Declarations: I am a salaried GP in Birmingham. I am supported by a NIHR In-Practice Fellowship. I am the RCGP Clinical Fellow in Mental Health, Clinical Innovation and Research Centre.
Acknowledgements: I am grateful to Kamal Mahtani for comments on an earlier draft and to the NIHR School for Primary Care Research Evidence Synthesis Working Group in supporting me to train in the field of Complex Reviews at the Centre for Evidence Based Medicine, University of Oxford.

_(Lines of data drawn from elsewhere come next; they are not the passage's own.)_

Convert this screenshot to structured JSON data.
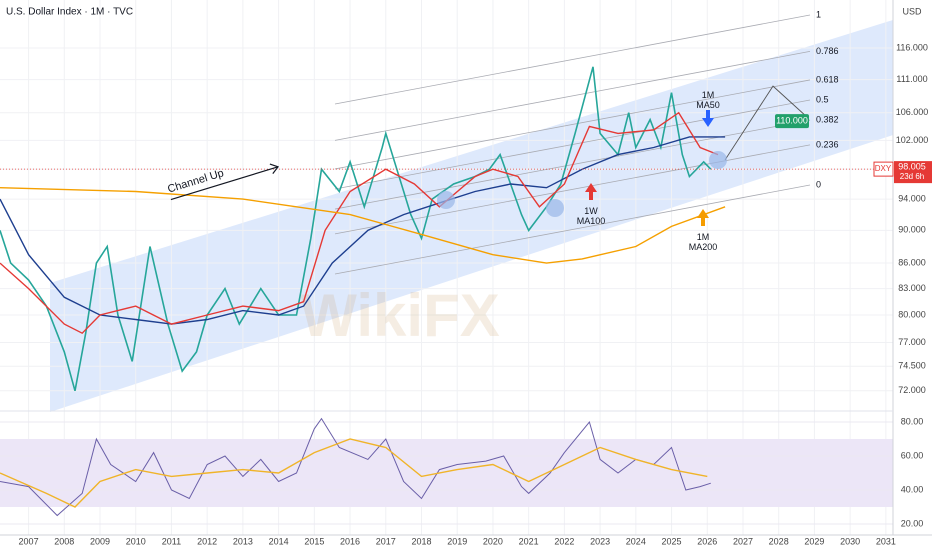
{
  "header": {
    "title": "U.S. Dollar Index · 1M · TVC",
    "currency": "USD",
    "watermark": "WikiFX"
  },
  "chart_data": [
    {
      "type": "line",
      "log_scale": true,
      "xlim": [
        2006.2,
        2031.2
      ],
      "xticks": [
        2007,
        2008,
        2009,
        2010,
        2011,
        2012,
        2013,
        2014,
        2015,
        2016,
        2017,
        2018,
        2019,
        2020,
        2021,
        2022,
        2023,
        2024,
        2025,
        2026,
        2027,
        2028,
        2029,
        2030,
        2031
      ],
      "ylim": [
        70.1,
        124
      ],
      "yticks": [
        {
          "value": 72,
          "label": "72.000"
        },
        {
          "value": 74.5,
          "label": "74.500"
        },
        {
          "value": 77,
          "label": "77.000"
        },
        {
          "value": 80,
          "label": "80.000"
        },
        {
          "value": 83,
          "label": "83.000"
        },
        {
          "value": 86,
          "label": "86.000"
        },
        {
          "value": 90,
          "label": "90.000"
        },
        {
          "value": 94,
          "label": "94.000"
        },
        {
          "value": 98,
          "label": "98.000"
        },
        {
          "value": 102,
          "label": "102.000"
        },
        {
          "value": 106,
          "label": "106.000"
        },
        {
          "value": 111,
          "label": "111.000"
        },
        {
          "value": 116,
          "label": "116.000"
        }
      ],
      "series": [
        {
          "name": "DXY",
          "color": "#26a69a",
          "x": [
            2006.2,
            2006.5,
            2007,
            2007.5,
            2008,
            2008.3,
            2008.6,
            2008.9,
            2009.2,
            2009.5,
            2009.9,
            2010.4,
            2010.9,
            2011.3,
            2011.7,
            2012,
            2012.5,
            2012.9,
            2013.5,
            2014,
            2014.5,
            2014.9,
            2015.2,
            2015.7,
            2016,
            2016.4,
            2016.9,
            2017,
            2017.7,
            2018,
            2018.3,
            2018.9,
            2019.5,
            2019.9,
            2020.2,
            2020.8,
            2021,
            2021.5,
            2021.9,
            2022.3,
            2022.8,
            2023,
            2023.5,
            2023.8,
            2024,
            2024.4,
            2024.7,
            2025,
            2025.3,
            2025.5,
            2025.9,
            2026.1
          ],
          "values": [
            90,
            86,
            84,
            81,
            76,
            72,
            78,
            86,
            88,
            80,
            75,
            88,
            79,
            74,
            76,
            80,
            83,
            79,
            83,
            80,
            80,
            89,
            98,
            95,
            99,
            93,
            101,
            103,
            92,
            89,
            94,
            96,
            97,
            98,
            100,
            92,
            90,
            93,
            96,
            103,
            113,
            103,
            100,
            106,
            101,
            105,
            101,
            109,
            100,
            97,
            99,
            98
          ]
        },
        {
          "name": "1M MA50",
          "color": "#1e3f8f",
          "x": [
            2006.2,
            2007,
            2008,
            2009,
            2010,
            2011,
            2012,
            2013,
            2014,
            2014.7,
            2015.5,
            2016.5,
            2017.5,
            2018.5,
            2019.5,
            2020.5,
            2021.5,
            2022.5,
            2023.5,
            2024.5,
            2025.5,
            2026.5
          ],
          "values": [
            94,
            87,
            82,
            80,
            79.5,
            79,
            79.5,
            80.5,
            80,
            81,
            86,
            90,
            92,
            93.5,
            95,
            96,
            95.5,
            98,
            100,
            101,
            102.5,
            102.5
          ]
        },
        {
          "name": "1W MA100",
          "color": "#e53935",
          "x": [
            2006.2,
            2007,
            2008,
            2008.5,
            2009,
            2010,
            2011,
            2012,
            2013,
            2014,
            2014.7,
            2015.3,
            2016,
            2017,
            2017.8,
            2018.5,
            2019.5,
            2020,
            2020.7,
            2021.3,
            2022,
            2022.7,
            2023.5,
            2024.5,
            2025.2,
            2025.8,
            2026.3
          ],
          "values": [
            86,
            83,
            79,
            78,
            80,
            81,
            79,
            80,
            81,
            80.5,
            81.5,
            90,
            95,
            98,
            96,
            93,
            97,
            98,
            97,
            93,
            96,
            104,
            103,
            103.5,
            106,
            101,
            100
          ]
        },
        {
          "name": "1M MA200",
          "color": "#f5a000",
          "x": [
            2006.2,
            2010,
            2013,
            2016,
            2018,
            2020,
            2021.5,
            2022.5,
            2024,
            2025,
            2026.5
          ],
          "values": [
            95.5,
            95,
            94,
            92,
            89.5,
            87,
            86,
            86.5,
            88,
            90.5,
            93
          ]
        }
      ],
      "fib_levels": [
        1,
        0.786,
        0.618,
        0.5,
        0.382,
        0.236,
        0
      ],
      "annotation": "Channel Up",
      "target": {
        "value": 110,
        "label": "110.000"
      },
      "last_price": 98.005,
      "symbol": "DXY",
      "countdown": "23d 6h"
    },
    {
      "type": "line",
      "xlim": [
        2006.2,
        2031.2
      ],
      "ylim": [
        13.5,
        85.9
      ],
      "yticks": [
        {
          "value": 20,
          "label": "20.00"
        },
        {
          "value": 40,
          "label": "40.00"
        },
        {
          "value": 60,
          "label": "60.00"
        },
        {
          "value": 80,
          "label": "80.00"
        }
      ],
      "series": [
        {
          "color": "#6a5fa8",
          "x": [
            2006.2,
            2007,
            2007.8,
            2008.5,
            2008.9,
            2009.3,
            2010,
            2010.5,
            2011,
            2011.5,
            2012,
            2012.5,
            2013,
            2013.5,
            2014,
            2014.5,
            2015,
            2015.2,
            2015.7,
            2016.5,
            2017,
            2017.5,
            2018,
            2018.5,
            2019,
            2019.8,
            2020.3,
            2020.8,
            2021,
            2021.6,
            2022,
            2022.7,
            2023,
            2023.5,
            2024,
            2024.5,
            2025,
            2025.4,
            2025.8,
            2026.1
          ],
          "values": [
            45,
            42,
            25,
            38,
            70,
            55,
            45,
            62,
            40,
            35,
            55,
            60,
            48,
            58,
            45,
            50,
            76,
            82,
            65,
            58,
            70,
            45,
            35,
            52,
            55,
            57,
            60,
            42,
            38,
            50,
            62,
            80,
            58,
            50,
            58,
            55,
            65,
            40,
            42,
            44
          ]
        },
        {
          "color": "#f0b429",
          "x": [
            2006.2,
            2007.5,
            2008.3,
            2009,
            2010,
            2011,
            2012,
            2013,
            2014,
            2015,
            2016,
            2017,
            2018,
            2019,
            2020,
            2021,
            2022,
            2023,
            2024,
            2025,
            2026
          ],
          "values": [
            50,
            38,
            30,
            45,
            52,
            48,
            50,
            52,
            50,
            62,
            70,
            65,
            48,
            52,
            55,
            45,
            55,
            65,
            58,
            52,
            48
          ]
        }
      ]
    }
  ]
}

IOANNIDIS, J. P., ROSENBERG, P. S., GOEDERT, J. J. & O'BRIEN, T. R. 2002. Commentary: meta-analysis of individual participants' data in genetic epidemiology. Am J Epidemiol, 156, 204-10.
MAHTANI, K. R., JEFFERSON, T., HENEGHAN, C., NUNAN, D. & ARONSON, J. K. 2018. What is a 'complex systematic review'? Criteria, definition, and examples. BMJ Evid Based Med, 23, 127-130.
STEWART, L. A. & PARMAR, M. K. 1993. Meta-analysis of the literature or of individual patient data: is there a difference? Lancet, 341, 418-22.
WHITTY, C. J. 2015. What makes an academic paper useful for health policy? BMC Med, 13, 301.